Who has the authority to decide (in both the Torah and the Christian Bible) what books are inspired by God?
Without pretending to demonstrate in some perfectly neutral and objective way the "correctness" of this approach, which I don't think is possible, the eastern orthodox view is a little different from the way questions about biblical authority and inspiration are usually presented, and I think somewhat more tenable, so I'd like to mention it because I think it might be interesting.
As far as authority, eastern orthodoxy doesn't view it in terms of ascertaining that some books are "inspired" and some are not, such that inspiration is the criteria determining what is scripture. Instead, the authority that determines a canon of scripture is that of the Christian church as a whole, historically exercised through ecumenical councils, although the means are secondary, a practical matter. Ideally, the church as a whole, as a body, has the authority to select what books it recognizes as scripture for itself, because the church predates the texts. In the early Christian church, the criteria the church used to determine books of scripture, speaking generally and ignoring a lot of details, was that of apostolic authority. In other words, they believed that certain texts were more closely associated with apostles, or held more closely with the views of the apostles, and authority derived from that source, because the apostles were appointed by Christ. We know now (or at least greatly suspect) that some of the "apostolic authors" of texts were really pseudopigraphic, but it's still useful to understand the means that the early church used, and allowing for some fuzziness between apostolic authorship and merely apostolic tradition, it's at least coherent.

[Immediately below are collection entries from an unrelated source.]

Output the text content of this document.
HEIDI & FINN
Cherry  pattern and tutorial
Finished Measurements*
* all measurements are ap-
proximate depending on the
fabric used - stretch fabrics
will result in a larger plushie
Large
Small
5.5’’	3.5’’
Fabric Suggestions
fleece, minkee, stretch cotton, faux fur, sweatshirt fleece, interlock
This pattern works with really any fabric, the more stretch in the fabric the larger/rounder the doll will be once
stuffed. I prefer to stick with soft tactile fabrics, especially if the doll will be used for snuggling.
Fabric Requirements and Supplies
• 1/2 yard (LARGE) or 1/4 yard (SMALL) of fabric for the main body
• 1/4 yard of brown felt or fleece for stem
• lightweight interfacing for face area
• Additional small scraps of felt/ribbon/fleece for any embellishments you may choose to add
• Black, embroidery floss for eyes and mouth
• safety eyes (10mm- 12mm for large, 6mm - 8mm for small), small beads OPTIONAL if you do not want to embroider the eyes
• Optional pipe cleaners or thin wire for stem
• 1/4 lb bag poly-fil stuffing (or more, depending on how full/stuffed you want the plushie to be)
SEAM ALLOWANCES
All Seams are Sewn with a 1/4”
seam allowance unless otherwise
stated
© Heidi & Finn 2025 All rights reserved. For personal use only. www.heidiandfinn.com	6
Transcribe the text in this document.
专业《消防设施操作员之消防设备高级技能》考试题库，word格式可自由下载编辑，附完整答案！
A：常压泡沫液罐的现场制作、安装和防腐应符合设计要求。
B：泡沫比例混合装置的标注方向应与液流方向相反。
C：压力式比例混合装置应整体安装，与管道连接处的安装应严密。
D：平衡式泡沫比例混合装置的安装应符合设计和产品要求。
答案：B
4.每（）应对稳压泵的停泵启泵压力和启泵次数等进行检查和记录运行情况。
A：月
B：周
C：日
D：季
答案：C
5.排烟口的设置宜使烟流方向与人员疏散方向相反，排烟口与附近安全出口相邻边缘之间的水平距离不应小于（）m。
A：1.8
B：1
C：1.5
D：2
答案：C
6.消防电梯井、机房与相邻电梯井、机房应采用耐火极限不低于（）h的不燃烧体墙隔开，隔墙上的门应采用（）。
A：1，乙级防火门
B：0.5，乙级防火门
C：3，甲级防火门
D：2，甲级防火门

As far as "inspiration", as Christians used it, it comes from 2 Timothy, and as you said, eastern orthodoxy views the authors of biblical texts as being inspired, that is: filled with the Spirit. Your phrasing, which distinguishes between an
author being inspired rather than a text, is important, I think, because it makes it easier to be more nuanced about questions of "infallibility" and error and all of that in a reasonable way. In any case, from the eastern orthodox perspective, the church may recognize inspiration in many lives (c.f. the lives and writings of saints), but it does not decide in some final way what is inspired, and inspiration was not the criteria for choosing a canon.